Grace Comes In Many Ways

Grace comes unbidden in so many ways.  It can come as a gift or unexpected part we are asked to play.  Grace can also come to us through pain and struggle. Some years ago I was called to conduct a funeral for a teenager who had killed himself.  I don’t need to tell some of you here that this is an unimaginable pain.  

Where could we go after the death of a child?  Where do any of us go, where do you go my dear people, when someone you love is gone?  When life deals you a blow beyond words?  

More than two hundred people filled the church.  Friends of the family but more importantly friends of the boy; boys and girls themselves who were suffering the pangs of adolescence.

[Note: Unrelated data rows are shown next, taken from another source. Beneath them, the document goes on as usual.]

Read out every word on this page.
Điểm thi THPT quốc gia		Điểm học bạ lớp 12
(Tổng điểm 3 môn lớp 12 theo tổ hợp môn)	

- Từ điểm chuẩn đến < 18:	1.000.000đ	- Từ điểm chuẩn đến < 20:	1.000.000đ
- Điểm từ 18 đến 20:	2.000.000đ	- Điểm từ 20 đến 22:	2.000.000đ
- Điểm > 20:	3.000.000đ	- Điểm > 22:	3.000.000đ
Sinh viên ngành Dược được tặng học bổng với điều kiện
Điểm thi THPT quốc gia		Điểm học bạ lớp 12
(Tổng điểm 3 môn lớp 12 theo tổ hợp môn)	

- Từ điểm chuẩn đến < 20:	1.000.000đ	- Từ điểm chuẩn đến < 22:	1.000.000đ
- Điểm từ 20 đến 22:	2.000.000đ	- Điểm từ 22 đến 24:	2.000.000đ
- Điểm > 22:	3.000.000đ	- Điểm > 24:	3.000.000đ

I had told the family that the only way I knew to deal with this was to be open about what had happened, to be honest about the agony of his life and then allow for healing to occur.  His mother agreed but his father was not willing.  He was angry, hurt and afraid.  I threatened not to come.

As the mourners filed in I watched for the father.  I knew that he and his son had deep struggles.  I knew that the father blamed himself in part for his son’s suicide.  We waited.  The congregation was restless.  Finally, the mother said we would have to start without him.  The service lasted over two hours, it’s not so important what I said, although I did speak the truth of his death and the struggle he and his family had gone through.  I did remind everyone that this is an invitation for healing and dialogue.  As the mourners came up one after another, I noticed that the father had slipped into the back of the church.  Other parents, relatives and his friends began talking about what this boy had meant to them, how he was gentle, and kind and helpful and sensitive.  They talked about his smile and his laugh and about all those attributes that made his life such a gift.  Some told funny stories, we all managed to laugh in the midst of this tragedy.  And then his best friend got up.  He stood there for a few minutes, tears streaming down his face.  He spoke of his friend’s love for him and for his family.  He spoke of his struggle with his father, but also about how much he loved and admired his father. 

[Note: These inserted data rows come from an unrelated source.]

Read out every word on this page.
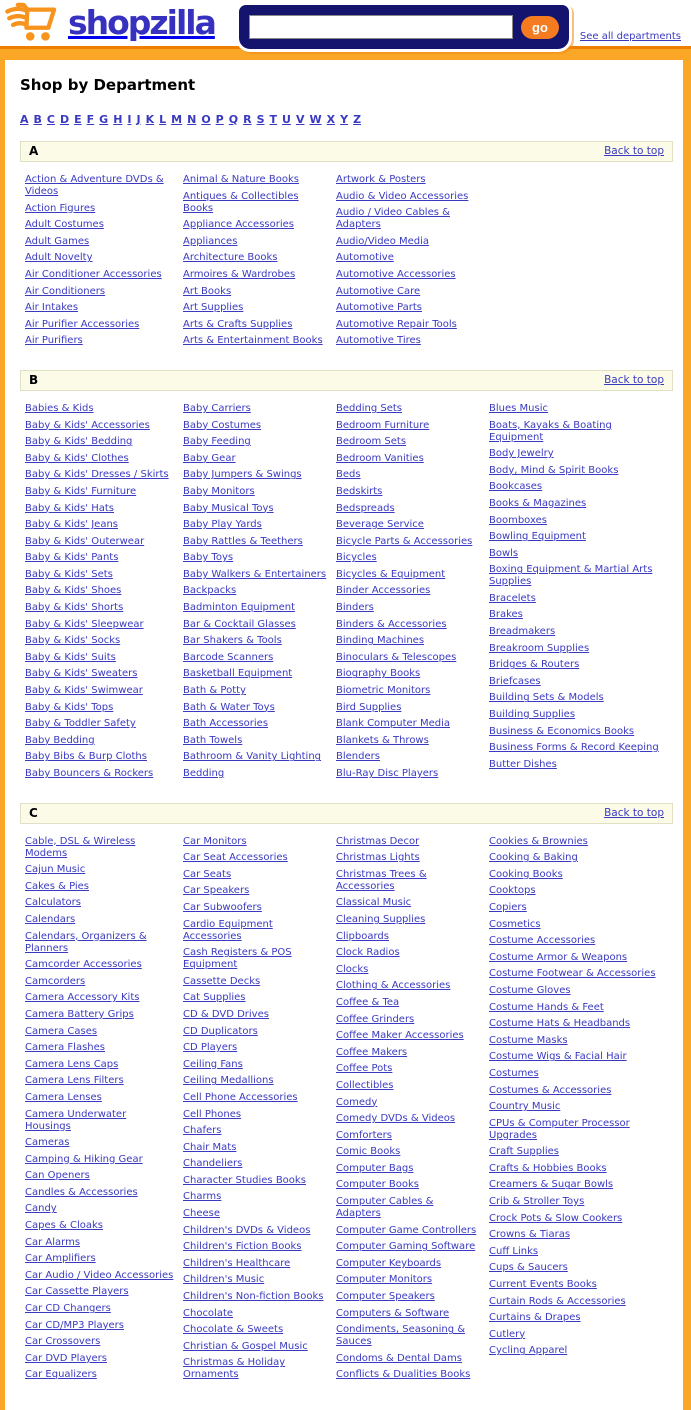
shopzilla	go
See all departments
Shop by Department
A B C D E F G H I J K L M N O P Q R S T U V W X Y Z
A	Back to top
Action & Adventure DVDs & Videos
Action Figures
Adult Costumes
Adult Games
Adult Novelty
Air Conditioner Accessories
Air Conditioners
Air Intakes
Air Purifier Accessories
Air Purifiers
Animal & Nature Books
Antiques & Collectibles Books
Appliance Accessories
Appliances
Architecture Books
Armoires & Wardrobes
Art Books
Art Supplies
Arts & Crafts Supplies
Arts & Entertainment Books
Artwork & Posters
Audio & Video Accessories
Audio / Video Cables & Adapters
Audio/Video Media
Automotive
Automotive Accessories
Automotive Care
Automotive Parts
Automotive Repair Tools
Automotive Tires
B	Back to top
Babies & Kids
Baby & Kids' Accessories
Baby & Kids' Bedding
Baby & Kids' Clothes
Baby & Kids' Dresses / Skirts
Baby & Kids' Furniture
Baby & Kids' Hats
Baby & Kids' Jeans
Baby & Kids' Outerwear
Baby & Kids' Pants
Baby & Kids' Sets
Baby & Kids' Shoes
Baby & Kids' Shorts
Baby & Kids' Sleepwear
Baby & Kids' Socks
Baby & Kids' Suits
Baby & Kids' Sweaters
Baby & Kids' Swimwear
Baby & Kids' Tops
Baby & Toddler Safety
Baby Bedding
Baby Bibs & Burp Cloths
Baby Bouncers & Rockers
Baby Carriers
Baby Costumes
Baby Feeding
Baby Gear
Baby Jumpers & Swings
Baby Monitors
Baby Musical Toys
Baby Play Yards
Baby Rattles & Teethers
Baby Toys
Baby Walkers & Entertainers
Backpacks
Badminton Equipment
Bar & Cocktail Glasses
Bar Shakers & Tools
Barcode Scanners
Basketball Equipment
Bath & Potty
Bath & Water Toys
Bath Accessories
Bath Towels
Bathroom & Vanity Lighting
Bedding
Bedding Sets
Bedroom Furniture
Bedroom Sets
Bedroom Vanities
Beds
Bedskirts
Bedspreads
Beverage Service
Bicycle Parts & Accessories
Bicycles
Bicycles & Equipment
Binder Accessories
Binders
Binders & Accessories
Binding Machines
Binoculars & Telescopes
Biography Books
Biometric Monitors
Bird Supplies
Blank Computer Media
Blankets & Throws
Blenders
Blu-Ray Disc Players
Blues Music
Boats, Kayaks & Boating Equipment
Body Jewelry
Body, Mind & Spirit Books
Bookcases
Books & Magazines
Boomboxes
Bowling Equipment
Bowls
Boxing Equipment & Martial Arts Supplies
Bracelets
Brakes
Breadmakers
Breakroom Supplies
Bridges & Routers
Briefcases
Building Sets & Models
Building Supplies
Business & Economics Books
Business Forms & Record Keeping
Butter Dishes
C	Back to top
Cable, DSL & Wireless Modems
Cajun Music
Cakes & Pies
Calculators
Calendars
Calendars, Organizers & Planners
Camcorder Accessories
Camcorders
Camera Accessory Kits
Camera Battery Grips
Camera Cases
Camera Flashes
Camera Lens Caps
Camera Lens Filters
Camera Lenses
Camera Underwater Housings
Cameras
Camping & Hiking Gear
Can Openers
Candles & Accessories
Candy
Capes & Cloaks
Car Alarms
Car Amplifiers
Car Audio / Video Accessories
Car Cassette Players
Car CD Changers
Car CD/MP3 Players
Car Crossovers
Car DVD Players
Car Equalizers
Car Monitors
Car Seat Accessories
Car Seats
Car Speakers
Car Subwoofers
Cardio Equipment Accessories
Cash Registers & POS Equipment
Cassette Decks
Cat Supplies
CD & DVD Drives
CD Duplicators
CD Players
Ceiling Fans
Ceiling Medallions
Cell Phone Accessories
Cell Phones
Chafers
Chair Mats
Chandeliers
Character Studies Books
Charms
Cheese
Children's DVDs & Videos
Children's Fiction Books
Children's Healthcare
Children's Music
Children's Non-fiction Books
Chocolate
Chocolate & Sweets
Christian & Gospel Music
Christmas & Holiday Ornaments
Christmas Decor
Christmas Lights
Christmas Trees & Accessories
Classical Music
Cleaning Supplies
Clipboards
Clock Radios
Clocks
Clothing & Accessories
Coffee & Tea
Coffee Grinders
Coffee Maker Accessories
Coffee Makers
Coffee Pots
Collectibles
Comedy
Comedy DVDs & Videos
Comforters
Comic Books
Computer Bags
Computer Books
Computer Cables & Adapters
Computer Game Controllers
Computer Gaming Software
Computer Keyboards
Computer Monitors
Computer Speakers
Computers & Software
Condiments, Seasoning & Sauces
Condoms & Dental Dams
Conflicts & Dualities Books
Cookies & Brownies
Cooking & Baking
Cooking Books
Cooktops
Copiers
Cosmetics
Costume Accessories
Costume Armor & Weapons
Costume Footwear & Accessories
Costume Gloves
Costume Hands & Feet
Costume Hats & Headbands
Costume Masks
Costume Wigs & Facial Hair
Costumes
Costumes & Accessories
Country Music
CPUs & Computer Processor Upgrades
Craft Supplies
Crafts & Hobbies Books
Creamers & Sugar Bowls
Crib & Stroller Toys
Crock Pots & Slow Cookers
Crowns & Tiaras
Cuff Links
Cups & Saucers
Current Events Books
Curtain Rods & Accessories
Curtains & Drapes
Cutlery
Cycling Apparel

As the friend sat down, I noticed the father coming forward to speak.  He moved slowly and painfully.  He climbed the steps into the chancel and stood behind the pulpit.  I stood up to be beside him.  The silence was profound.  He spoke almost in a whisper about how sorry he was for pushing his son so far from him.  He apologized to his family and his wife for his part in this tragic struggle.  He said he hadn’t realized the man his son was becoming, and now he could see.  He was blind and now he could see.  And then he started to sob.  I held him there in front of two hundred people as the grief opened its mighty iron gates.  All his own pain from his father’s struggle, and his father before him. Generations of pain, flooded out of this one man.  After he sat down, I spoke about grace.  I said that this boy had not died in vain, we were all being invited to change our world, our relationships, our very way of being here today, right now.  I have used that language of invitation in every memorial service I have ever done since then.  In memory of that boy and his father.